Three weeks later, an arrangement was made between OMB and EPA in which the money was designated "non-exchange" rather than "exchange" -- a first for EPA funds, according to current officials. That label allowed for the money to be moved to recipients in lump funds rather than parceled out over the length of the deals with the nonprofits, which in most cases were slated to run until 2029, 2030, or later, records show. It also called for an outside financial institution to manage the money, in part because the agency had zero experience in handling grants of this size.

Although the language in the Inflation Reduction Act dealing with the Greenhouse Gas funds does not use "shall," the word Congress usually employs to indicate that something is required, the law did impose a deadline of Sept. 30 -- the end of the fiscal year -- EPA officials and legal experts agree.

On June 27, as the EPA was making its deals with the nonprofits, Biden had his disastrous debate with Donald Trump, and on July 21 Biden ended his re-election campaign and threw his support to then-Vice President Kamala Harris. The Greenhouse Gas fund money remained unobligated at that point, according to EPA officials.

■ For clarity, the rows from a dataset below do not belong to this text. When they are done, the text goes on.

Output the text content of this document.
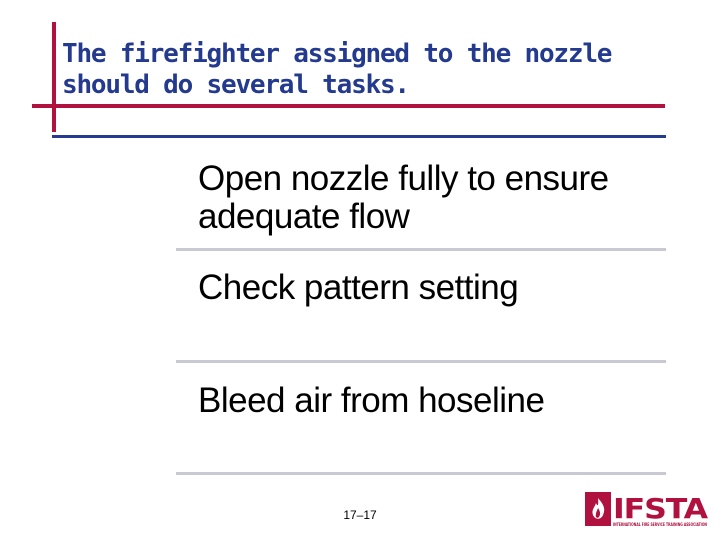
The firefighter assigned to the nozzle
should do several tasks.

Open nozzle fully to ensure
adequate flow

Check pattern setting

Bleed air from hoseline

17–17	IFSTA
INTERNATIONAL FIRE SERVICE TRAINING ASSOCIATION
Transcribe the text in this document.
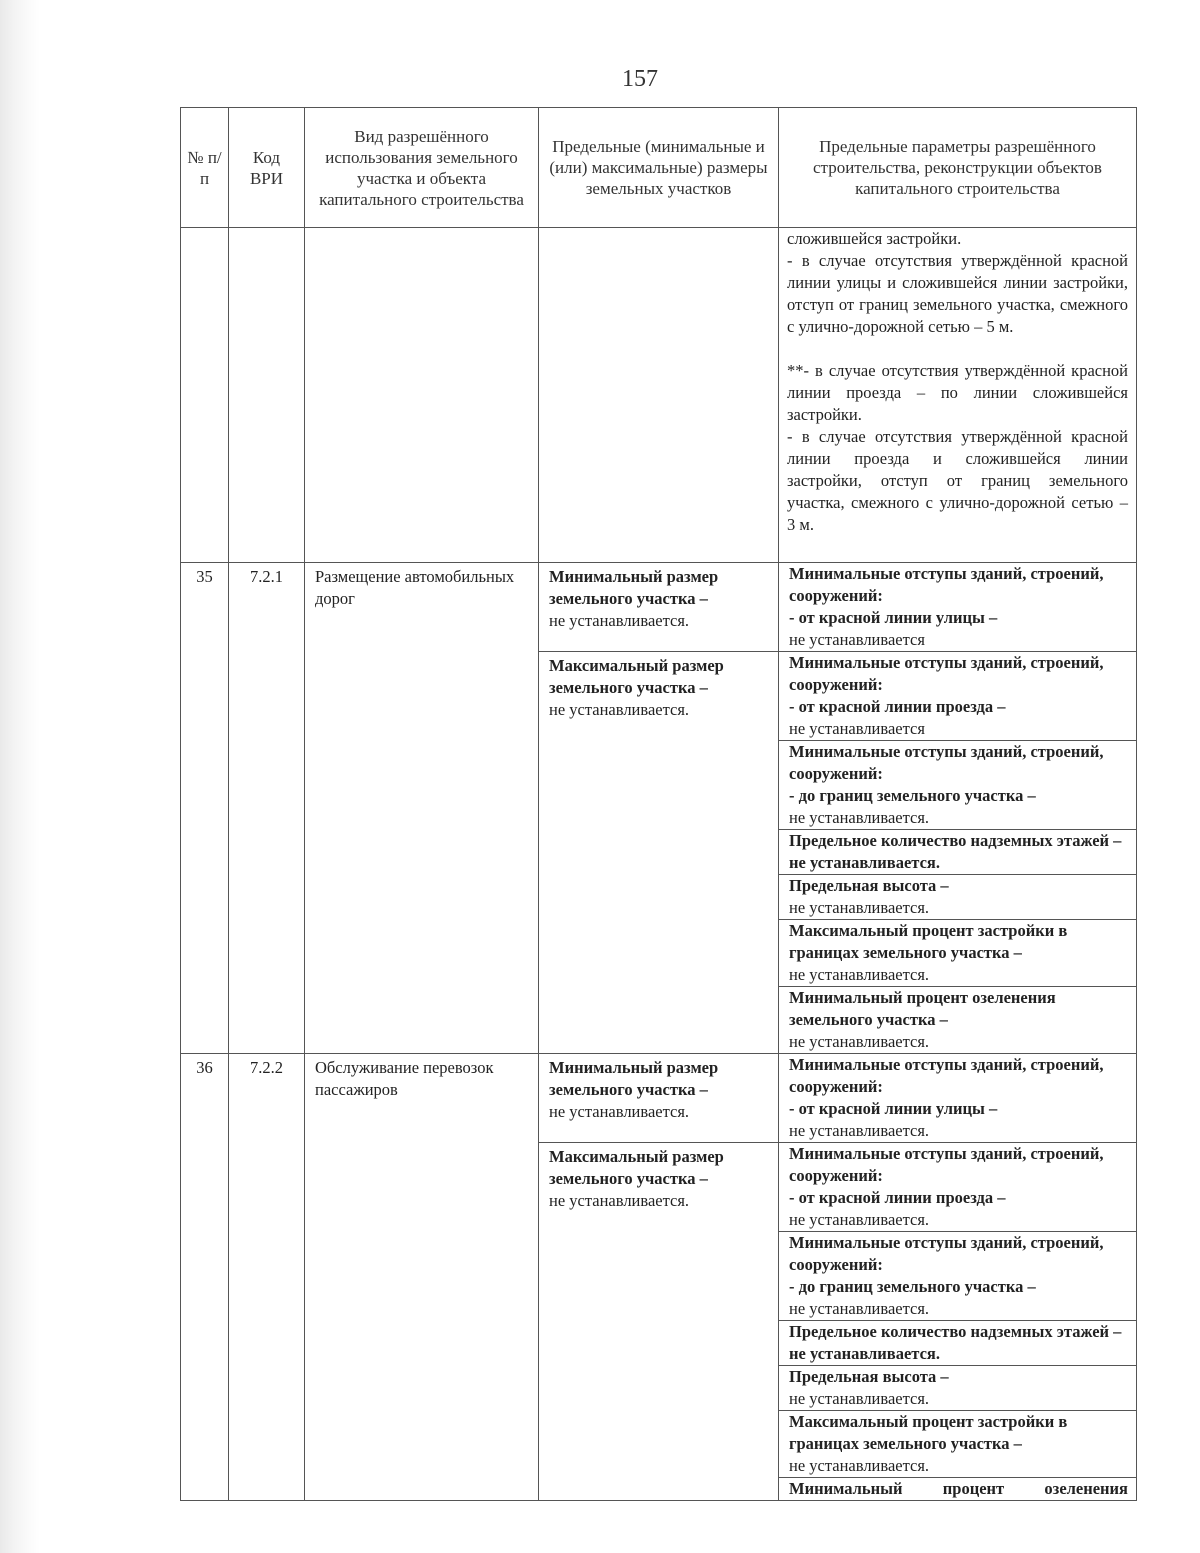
157
№ п/п	Код ВРИ	Вид разрешённого использования земельного участка и объекта капитального строительства	Предельные (минимальные и (или) максимальные) размеры земельных участков	Предельные параметры разрешённого строительства, реконструкции объектов капитального строительства

				сложившейся застройки.
- в случае отсутствия утверждённой красной линии улицы и сложившейся линии застройки, отступ от границ земельного участка, смежного с улично-дорожной сетью – 5 м.
**- в случае отсутствия утверждённой красной линии проезда – по линии сложившейся застройки.
- в случае отсутствия утверждённой красной линии проезда и сложившейся линии застройки, отступ от границ земельного участка, смежного с улично-дорожной сетью – 3 м.

35	7.2.1	Размещение автомобильных дорог	Минимальный размер земельного участка –
не устанавливается.	Минимальные отступы зданий, строений, сооружений:
- от красной линии улицы –
не устанавливается

			Максимальный размер земельного участка –
не устанавливается.	Минимальные отступы зданий, строений, сооружений:
- от красной линии проезда –
не устанавливается

				Минимальные отступы зданий, строений, сооружений:
- до границ земельного участка –
не устанавливается.

				Предельное количество надземных этажей –
не устанавливается.

				Предельная высота –
не устанавливается.

				Максимальный процент застройки в границах земельного участка –
не устанавливается.

				Минимальный процент озеленения земельного участка –
не устанавливается.

36	7.2.2	Обслуживание перевозок пассажиров	Минимальный размер земельного участка –
не устанавливается.	Минимальные отступы зданий, строений, сооружений:
- от красной линии улицы –
не устанавливается.

			Максимальный размер земельного участка –
не устанавливается.	Минимальные отступы зданий, строений, сооружений:
- от красной линии проезда –
не устанавливается.

				Минимальные отступы зданий, строений, сооружений:
- до границ земельного участка –
не устанавливается.

				Предельное количество надземных этажей –
не устанавливается.

				Предельная высота –
не устанавливается.

				Максимальный процент застройки в границах земельного участка –
не устанавливается.

				Минимальный процент озеленения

The deals were finally completed and the National Clean Investment Fund and the Clean Communities Investment Accelerator money was obligated to the nonprofits on Aug. 16, according to a timeline provided to RCI. That left $7 billion, the portion that comprised the third component of the fund, Solar For All.

At that point, the $20 billion, though obligated, remained with the Treasury, officials said. A memorandum of understanding between EPA and the Treasury Department on moving the mountain of cash was not signed until Sept. 6.

Two weeks later, the Republican-led House Energy and Commerce Subcommittee held a hearing to learn more about EPA funding oversight, calling the agency's inspector general Sean O'Donnell to testify. O'Donnell made clear he had never seen the maneuvers the EPA was making with the Greenhouse Gas Reduction Fund, and said neither he nor his staff would be able to stay on top of it.

...

Yet it was not until Nov. 12, three working days after Trump beat Harris in the 2024 election, that the EPA began talks with Citibank about taking control of the $20 billion, Trump administration officials told RCI. During those negotiations, on Dec. 5, Project Veritas released an undercover video of an EPA official laughing about what he considered an extraordinary process, likening it to "throwing gold bars off the deck of the Titanic."

The Citibank arrangement effectively removing direct EPA oversight, and with interest on the $20 billion going to the grant recipients, was signed on Dec. 27, agency officials told RCI....

Critics of the spending said the timeline smacks of shady politics.

Steve Milloy, a skeptic of apocalyptic global warming, said he has received a government grant and his experience was profoundly different than the one enjoyed by Greenhouse Gas Reduction Fund winners. His process was an uncomfortable one that lasted 10 months, he said.

"They crawled up my ass, and that was for a small grant," he said.

The contrast is striking, in his opinion.

"I've never seen anything like this," he said. "It is fishy ... I think they thought they would win reelection and panicked when they lost. It seems like all of this is being done without due diligence or accountability."